Дни тянутся, и то, что было мне столь дорого, блекнет. Мне всё труднее противиться его зову.
В комнате повисла тишина, которую даже граф Ротенбург долго не решался нарушить.
Наконец, спустя несколько минут этого неловкого молчания, он заговорил - но привычной уверенности в голосе не было.
- Откуда у тебя этот дневник?
Гормон заговорщицки улыбнулся, явно наслаждаясь напряжённой атмосферой, которую породил его рассказ.
- Из отцовского кабинета, - хвастливо ответил он. - Он-то думает, что бумаги надёжно заперты у него в сейфе, но от меня ничего не утаишь.
Граф пристально посмотрел на него.
- И где этот 'Густав' теперь?
- Что ж, - Гормон поднялся с кресла и с самодовольным видом принялся расхаживать по комнате, - когда Густав пришёл к нам, выглядел он прескверно, и отец из жалости взял его в дом. Только вскоре ему пришлось об этом пожалеть. Судя по всему, у этого человека совсем помутился рассудок - мы, бывало, слышали среди ночи, как он воет, словно побитый пёс - и его присутствие в доме стало дурно сказываться на нервном состоянии моей бедной матушки.

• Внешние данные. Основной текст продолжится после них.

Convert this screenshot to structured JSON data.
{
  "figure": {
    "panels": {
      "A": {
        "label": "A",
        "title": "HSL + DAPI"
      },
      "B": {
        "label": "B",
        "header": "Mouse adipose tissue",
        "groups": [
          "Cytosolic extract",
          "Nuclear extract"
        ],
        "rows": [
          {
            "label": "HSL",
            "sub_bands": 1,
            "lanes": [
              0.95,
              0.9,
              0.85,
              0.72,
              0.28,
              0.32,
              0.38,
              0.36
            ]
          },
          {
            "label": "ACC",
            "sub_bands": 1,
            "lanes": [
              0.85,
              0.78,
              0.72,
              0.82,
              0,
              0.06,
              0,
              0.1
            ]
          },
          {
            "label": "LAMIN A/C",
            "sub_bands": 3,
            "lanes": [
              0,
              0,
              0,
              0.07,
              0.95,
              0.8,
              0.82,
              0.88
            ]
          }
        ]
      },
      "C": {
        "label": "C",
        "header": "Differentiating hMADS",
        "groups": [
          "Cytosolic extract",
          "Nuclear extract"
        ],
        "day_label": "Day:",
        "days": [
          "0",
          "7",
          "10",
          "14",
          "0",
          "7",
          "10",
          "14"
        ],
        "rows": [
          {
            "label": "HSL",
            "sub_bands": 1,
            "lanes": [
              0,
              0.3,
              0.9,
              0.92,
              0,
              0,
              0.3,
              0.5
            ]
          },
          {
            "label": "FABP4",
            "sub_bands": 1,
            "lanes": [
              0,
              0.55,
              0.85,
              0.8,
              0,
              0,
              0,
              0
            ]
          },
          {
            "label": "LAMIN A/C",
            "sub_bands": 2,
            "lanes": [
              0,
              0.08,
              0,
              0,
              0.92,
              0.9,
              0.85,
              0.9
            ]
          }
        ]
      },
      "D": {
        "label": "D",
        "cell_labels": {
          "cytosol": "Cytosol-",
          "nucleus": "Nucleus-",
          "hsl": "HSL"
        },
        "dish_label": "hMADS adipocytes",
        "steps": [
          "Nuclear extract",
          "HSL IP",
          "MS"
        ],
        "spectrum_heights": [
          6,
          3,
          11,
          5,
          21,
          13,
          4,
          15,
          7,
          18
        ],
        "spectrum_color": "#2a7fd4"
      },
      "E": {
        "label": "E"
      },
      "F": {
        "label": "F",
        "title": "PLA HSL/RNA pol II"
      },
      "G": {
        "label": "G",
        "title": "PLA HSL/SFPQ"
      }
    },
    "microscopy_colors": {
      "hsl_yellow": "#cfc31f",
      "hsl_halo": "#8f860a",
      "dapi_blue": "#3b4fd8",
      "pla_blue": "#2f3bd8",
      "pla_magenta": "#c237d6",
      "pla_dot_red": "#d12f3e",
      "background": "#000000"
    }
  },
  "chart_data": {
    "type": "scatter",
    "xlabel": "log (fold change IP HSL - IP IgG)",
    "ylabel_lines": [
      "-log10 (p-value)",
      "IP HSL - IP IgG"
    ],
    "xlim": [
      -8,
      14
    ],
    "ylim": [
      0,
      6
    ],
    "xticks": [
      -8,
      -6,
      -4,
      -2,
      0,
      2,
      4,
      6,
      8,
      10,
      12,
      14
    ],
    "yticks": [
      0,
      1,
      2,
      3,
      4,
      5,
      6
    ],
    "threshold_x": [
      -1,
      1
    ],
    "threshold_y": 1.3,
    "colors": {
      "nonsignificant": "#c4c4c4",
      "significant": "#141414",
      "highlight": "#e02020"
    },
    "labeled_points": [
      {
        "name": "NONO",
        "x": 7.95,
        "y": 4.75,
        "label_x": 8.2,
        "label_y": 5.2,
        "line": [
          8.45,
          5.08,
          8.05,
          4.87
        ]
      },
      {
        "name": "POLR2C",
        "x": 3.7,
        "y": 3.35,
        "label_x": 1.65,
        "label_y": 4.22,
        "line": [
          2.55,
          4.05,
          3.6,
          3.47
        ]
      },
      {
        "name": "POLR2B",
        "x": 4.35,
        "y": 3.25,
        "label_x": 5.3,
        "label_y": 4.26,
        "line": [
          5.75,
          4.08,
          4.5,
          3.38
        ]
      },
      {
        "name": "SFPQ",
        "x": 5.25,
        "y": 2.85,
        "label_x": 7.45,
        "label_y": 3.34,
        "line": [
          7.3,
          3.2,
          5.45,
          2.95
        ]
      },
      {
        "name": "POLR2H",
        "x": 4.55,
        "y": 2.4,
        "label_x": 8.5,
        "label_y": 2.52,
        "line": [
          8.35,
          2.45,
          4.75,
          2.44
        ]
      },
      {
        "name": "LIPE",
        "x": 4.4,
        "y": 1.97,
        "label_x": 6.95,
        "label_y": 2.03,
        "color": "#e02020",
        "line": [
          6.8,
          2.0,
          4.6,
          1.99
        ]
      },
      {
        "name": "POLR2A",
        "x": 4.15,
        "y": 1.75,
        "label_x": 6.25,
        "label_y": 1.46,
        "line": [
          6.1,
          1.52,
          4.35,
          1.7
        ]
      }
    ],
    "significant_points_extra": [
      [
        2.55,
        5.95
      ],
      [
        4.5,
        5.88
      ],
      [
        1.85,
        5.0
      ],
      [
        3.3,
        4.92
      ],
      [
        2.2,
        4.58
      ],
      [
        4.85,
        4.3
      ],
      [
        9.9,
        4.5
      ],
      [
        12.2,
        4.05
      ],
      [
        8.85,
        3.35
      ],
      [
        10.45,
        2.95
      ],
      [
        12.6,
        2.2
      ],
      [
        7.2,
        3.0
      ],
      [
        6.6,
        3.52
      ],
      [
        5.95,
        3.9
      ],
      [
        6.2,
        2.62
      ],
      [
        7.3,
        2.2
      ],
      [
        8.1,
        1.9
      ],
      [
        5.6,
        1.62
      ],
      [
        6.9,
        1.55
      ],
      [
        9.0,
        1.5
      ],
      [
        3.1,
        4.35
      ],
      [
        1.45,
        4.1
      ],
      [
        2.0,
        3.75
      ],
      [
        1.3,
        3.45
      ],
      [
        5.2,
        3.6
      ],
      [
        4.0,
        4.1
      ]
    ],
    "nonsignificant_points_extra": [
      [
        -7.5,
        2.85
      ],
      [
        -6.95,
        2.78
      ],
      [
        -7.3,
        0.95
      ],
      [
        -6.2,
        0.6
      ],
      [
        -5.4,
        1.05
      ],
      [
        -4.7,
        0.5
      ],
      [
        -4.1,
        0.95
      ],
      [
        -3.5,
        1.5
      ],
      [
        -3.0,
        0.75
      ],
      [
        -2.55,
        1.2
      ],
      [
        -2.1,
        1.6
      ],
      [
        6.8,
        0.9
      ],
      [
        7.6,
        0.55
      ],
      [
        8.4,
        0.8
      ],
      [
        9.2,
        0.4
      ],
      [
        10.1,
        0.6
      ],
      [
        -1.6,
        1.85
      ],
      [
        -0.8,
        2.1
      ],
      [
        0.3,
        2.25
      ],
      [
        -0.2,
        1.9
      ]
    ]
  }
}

Но потом, два дня назад он, хвала небесам, исчез также неожиданно, как и появился, оставив все свои вещи, включая и этот дневник.
Граф буквально потерял дар речи - ни до, ни после этого случая мне не случалось видеть такого - он просто таращился на Гормона, будто видел того в первый раз. История звучала настолько пугающе правдоподобно, что заставила нас, наконец, умолкнуть, и даже граф, казалось, не мог обратить рассказ своего племянника в шутку. Он принялся молча перечитывать дневник, словно позабыв, что вокруг сидели гости. Он вчитывался в слова, и его лицо принимало всё более сосредоточенное и хмурое выражение.
Вскоре гости один за другим начали расходиться, в неловкой тишине они накидывали плащи и исчезали во тьме холодной зимней ночи.
Чуть позже я стоял в прихожей и застёгивал плащ, как вдруг заметил, что граф повёл племянника к своим покоям. Они свернули за угол и пропали из виду, но я сумел расслышать обрывок разговора.
Тогда он показался мне простой болтовнёй, но сейчас, когда граф Ротенбург так загадочно исчез, я то и дело припоминаю те слова. По правде сказать, они крутились у меня в голове так часто, что я сомневаюсь, что когда-либо буду способен забыть их.
- Расскажи, ещё раз, - обратился тогда граф к племяннику, - что тебе известно о карте и человеке по имени Мансул.